Court backs watchdog on mobile rate cut
LIME shouted victory yesterday as the Supreme Court cleared the way for a rate cut on all calls to mobile phones.
The telecoms operator slashed rates by as much as two thirds a month ahead of the rate change ordered by the regulator, to be implemented Sunday.
The company is betting that an increased subscriber base and higher call times will lead to higher revenues in the long run.
But even before LIME lowered its rates, Digicel had challenged the Office of Utilities Regulation (OUR) claiming that the regulatory body had breached the principle of natural justice.
The dominant mobile phone company said the regulator did not consult with industry players before setting the price that mobile operators charge each other for receiving, or terminating, calls at $5 per minute.
But Justice Ingrid Mangatal yesterday ruled against Digicel's application for Judicial Review of the OUR's decision.
"Actions speak loudly," said Garry Sinclair, managing director of LIME Jamaica & Cayman. "We responded to the OUR's lowering of termination rates by immediately dropping our mobile prices to the lowest in Jamaican history and our people reacted very positively. Digicel responded by taking the OUR... to court."
Following its loss yesterday, Digicel stressed that its issue was not with the rate but the way in which the OUR went about the cut.
"We are disappointed with today's ruling as we maintain that the OUR ought to have adhered to the principles of natural justice and carried out some form of prior consultation on the issue before issuing its determination," said Richard Fraser, Digicel Jamaica's head of legal and regulatory affairs.

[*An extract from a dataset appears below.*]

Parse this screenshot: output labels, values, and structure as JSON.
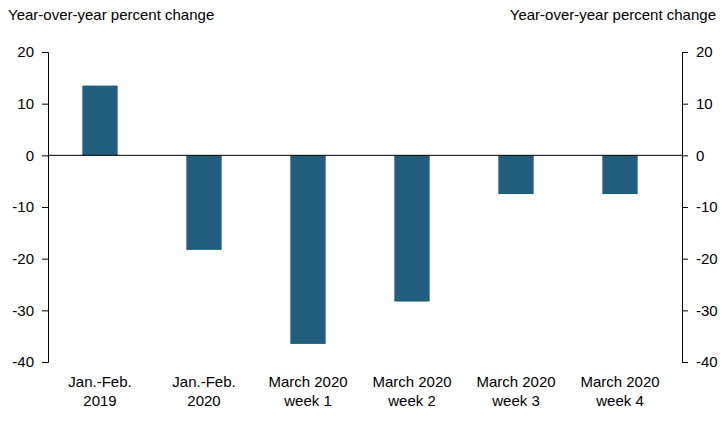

The new wholesale rate (not the final retail price to consumers) of $5 per minute for all calls made to mobile phones was set as an interim measure ahead of a cost model consultation being completed in September.
During submissions in chambers before Justice Ingrid Mangatal last month, Digicel also asked for a stay on the implementation of the rate in the event that it was successful in seeking leave for Judicial Review. That too was rejected.
"Digicel has not made out a case that it will suffer actual, likely or irreparable harm or loss," Mangatal said in her 55-page written judgment. "On the other hand, it does appear to me that Lime will likely suffer financial damage and reputational loss if a stay is granted, particularly as they have indicated that they have already relied upon the interim Determination Notice."
The OUR has the power to act to protect the public interest, she said. "Even in the event that I am wrong about Digicel's failure to prove harm or potential for irremediable harm, it is plain in any event that the injustice and potential for injustice to the public and to Digicel would be completely different in kind and entirely disproportionate.
"When weighed against each other, the scales would be tipped heavily in favour of the public interest in refusing the stay."
Fraser said: "Unfortunately, the Court did not agree with our view of the law," said Fraser. "We still harbour concerns regarding the unfettered powers granted to the regulator and intend to review matters with respect to same."
But the issue is not yet resolved, as the parties are expected back before Mangatal this morning when Digicel will apply for leave to appeal against the loss.
LIME is expected to make an application for Digicel to pay its legal costs in relation to the hearing.
LIME said yesterday that the next "important step towards a truly levelled playing field" is the implementation of number portability, which would allow mobile users to keep their current phone numbers when they move to other service providers.
The company said it would continue the fight to make this a reality.